Families struggle to cope after some sextortion, loan app victims end lives – Times of India



MUMBAI/ KALYAN/ THANE: On most days, Tulsibai Pawar finds herself overwhelmed and struggles to complete her chores. It was tough to come to terms with her husband’s suicide, driven by harassment from sextortionists. Taking time off from work to grieve the loss cost her her job. And, now, a financial crunch may cause her to lose her home as well.
“I feel helpless and alone,” says the 38-year-old homemaker from Badlapur who, along with her teenage daughter, is surviving on charity.
Cybercrimes such as sextortion and fraud loan apps- where harassment and blackmail are a common thread-are driving some of the victims to suicide and leaving their families wrecked. While 3,562 cybercrimes were registered by the Mumbai police between January and October, the actual number is higher. Experts have likened mounting cybercrimes to a “digital pandemic” and have called for strong measures, including accountability from intermediaries such as social media platforms.

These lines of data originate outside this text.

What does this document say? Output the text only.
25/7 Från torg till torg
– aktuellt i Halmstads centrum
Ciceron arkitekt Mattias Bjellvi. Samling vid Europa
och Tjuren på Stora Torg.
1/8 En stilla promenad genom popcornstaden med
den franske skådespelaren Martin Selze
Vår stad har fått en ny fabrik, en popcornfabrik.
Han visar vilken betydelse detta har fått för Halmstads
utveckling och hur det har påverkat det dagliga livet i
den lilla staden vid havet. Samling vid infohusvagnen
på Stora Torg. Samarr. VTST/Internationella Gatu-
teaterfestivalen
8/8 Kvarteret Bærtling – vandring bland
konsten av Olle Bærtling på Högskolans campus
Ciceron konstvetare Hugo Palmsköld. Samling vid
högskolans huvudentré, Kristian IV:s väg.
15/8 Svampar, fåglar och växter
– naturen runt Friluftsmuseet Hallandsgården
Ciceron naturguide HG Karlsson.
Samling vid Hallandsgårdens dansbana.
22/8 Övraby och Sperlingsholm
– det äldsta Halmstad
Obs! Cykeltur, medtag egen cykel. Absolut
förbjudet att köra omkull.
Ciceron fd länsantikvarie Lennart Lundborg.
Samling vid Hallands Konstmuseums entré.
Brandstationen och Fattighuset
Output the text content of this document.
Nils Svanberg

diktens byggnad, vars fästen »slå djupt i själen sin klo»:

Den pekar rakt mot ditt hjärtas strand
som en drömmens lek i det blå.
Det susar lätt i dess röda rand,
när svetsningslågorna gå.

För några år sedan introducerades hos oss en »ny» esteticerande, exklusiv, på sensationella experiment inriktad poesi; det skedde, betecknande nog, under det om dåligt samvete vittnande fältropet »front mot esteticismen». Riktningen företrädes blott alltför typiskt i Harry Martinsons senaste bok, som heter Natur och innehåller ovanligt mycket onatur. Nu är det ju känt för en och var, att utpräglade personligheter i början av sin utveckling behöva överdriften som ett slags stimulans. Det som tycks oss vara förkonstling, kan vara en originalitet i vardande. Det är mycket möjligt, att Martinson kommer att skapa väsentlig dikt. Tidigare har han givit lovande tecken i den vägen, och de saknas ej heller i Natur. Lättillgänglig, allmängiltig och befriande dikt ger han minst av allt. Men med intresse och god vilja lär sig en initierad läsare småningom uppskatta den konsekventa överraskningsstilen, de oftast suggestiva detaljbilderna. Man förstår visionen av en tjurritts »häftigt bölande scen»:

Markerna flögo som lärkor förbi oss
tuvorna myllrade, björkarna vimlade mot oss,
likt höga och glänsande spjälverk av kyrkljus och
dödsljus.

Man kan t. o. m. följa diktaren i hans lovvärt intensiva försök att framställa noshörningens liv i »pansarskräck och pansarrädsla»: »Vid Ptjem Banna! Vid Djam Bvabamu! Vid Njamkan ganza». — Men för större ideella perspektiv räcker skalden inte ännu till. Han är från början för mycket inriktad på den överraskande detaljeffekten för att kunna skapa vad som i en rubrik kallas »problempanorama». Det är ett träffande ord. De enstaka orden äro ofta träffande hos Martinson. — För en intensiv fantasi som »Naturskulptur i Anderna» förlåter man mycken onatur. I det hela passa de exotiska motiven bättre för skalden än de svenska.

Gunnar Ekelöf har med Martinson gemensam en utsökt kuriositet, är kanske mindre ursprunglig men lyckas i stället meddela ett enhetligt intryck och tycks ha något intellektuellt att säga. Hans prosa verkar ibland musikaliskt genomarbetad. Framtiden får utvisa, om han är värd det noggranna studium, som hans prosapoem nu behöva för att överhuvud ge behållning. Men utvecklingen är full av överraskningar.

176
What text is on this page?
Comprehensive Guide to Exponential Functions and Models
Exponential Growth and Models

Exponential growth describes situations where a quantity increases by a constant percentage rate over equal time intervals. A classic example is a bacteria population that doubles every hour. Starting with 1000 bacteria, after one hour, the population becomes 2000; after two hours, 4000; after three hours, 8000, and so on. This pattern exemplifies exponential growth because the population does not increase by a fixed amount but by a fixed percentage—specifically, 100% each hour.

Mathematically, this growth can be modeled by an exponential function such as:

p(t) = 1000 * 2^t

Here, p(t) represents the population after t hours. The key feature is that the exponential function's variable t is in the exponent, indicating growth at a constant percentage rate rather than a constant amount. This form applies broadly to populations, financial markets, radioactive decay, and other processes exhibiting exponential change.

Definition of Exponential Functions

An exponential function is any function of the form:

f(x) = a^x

Families struggle to cope after some sextortion, loan app victims end lives

Tulsibai last spoke to her husband, 41-year-old Mansingh, just a day before his death. Mansingh worked as a cook at a gurdwara in Santacruz and lived on the same premises. He had called her up, sounding agitated, and instructed her to mortgage her gold immediately. He also directed her to transfer the money to his bank account. On August 9, Mansingh hanged himself in his room.
Tulsibai wishes she had dug deeper when her husband asked her to arrange for money. Unknown to her, Mansingh was being blackmailed for money by some individuals posing as Delhi cyber police officers. They had shot an obscene video of his and threatened to upload it on YouTube if they were not paid. Mansingh had already transferred Rs 56,000 to them, but they wanted more. An FIR was only registered in October and the Santacruz police have still not formally communicated to her about the three arrests they have made in the case.
“My husband’s death has changed everything. My daughter will have to drop out of school and train to be a beautician so she can start earning soon. She wanted to study further, but we cannot afford it anymore. My son helps at a gurdwara and we survive on the little money they give us,” she said. After being sacked from her job, she hasn’t been able to find another. “I don’t have enough to pay home loan instalments and the bank is threatening to seize our house,” she said.
Like Tulsibai, Dattaguru Koregaonkar often finds himself fighting back tears. His 38-year-old brother, Sandeep, hanged himself in May 2022 after a fraud loan app called ‘Hello Cash’ morphed his photos with obscene content and circulated them among his friends to blackmail him into paying up. The case had pushed the authorities to go after loan app scamsters in a big way and unearth international links behind the operations. But Dattaguru says he has not kept track of the investigations.
Seated at his home in Malad’s Appapada, an uphill settlement of chawls, Dattaguru says he spends his time between running around hospitals for his father’s recurring medical procedures and trying to put food on the table for his large family. “Sandeep was a pillar of support and things have been tough without him by my side,” Dattaguru said. A week before he took his life, Sandeep had submitted a written complaint to the Kurar police about constant threats and obscene content sent by Hello Cash. “Had the authorities acted on time, Sandeep could have been alive. I’m disillusioned with the system,” Dattaguru said.
Cyber investigator Ritesh Bhatia says a big trend in cybercrime is fraudsters impersonating public servants for blackmailing people into paying up. “Creating deepfakes and impersonation are going to reach alarming proportions if immediate action is not taken. Blocking fraudsters’ phone numbers or social media handles and getting their bank accounts frozen is the first step. Intermediaries such as banks or social media platforms must take up more responsibility and create support cells to offer assistance to law enforcement agencies,” he said.
In some instances, calls have continued from fraud loan apps even after the victim’s death by suicide. A senior citizen couple from Dombivli were mourning their daughter’s demise when an individual associated with a loan app turned up at their doorstep to verify if she was indeed dead. Before the visit, he had called up her father and brother and sent them obscene content as she was not responding to their calls.
The 30-year-old woman had suffered the torment for eight months. “Our daughter had borrowed a small sum from the app to purchase stocks. But the lender kept asking for more and more repayment. We somehow helped her with funds initially. While the harassment continued, she chose not to confide in us for fear that it would rattle us,” said the elderly couple. After her morphed photos made their way to her friends and relatives, she jumped before a running train at Diva station in July.
Her parents couldn’t sleep properly for weeks when a relative who had accessed CCTV footage of Diva station told them how their daughter had been pacing up and down the railway platform and had scribbled “forgive me mother and father” on her wrist with a pen before she took the plunge.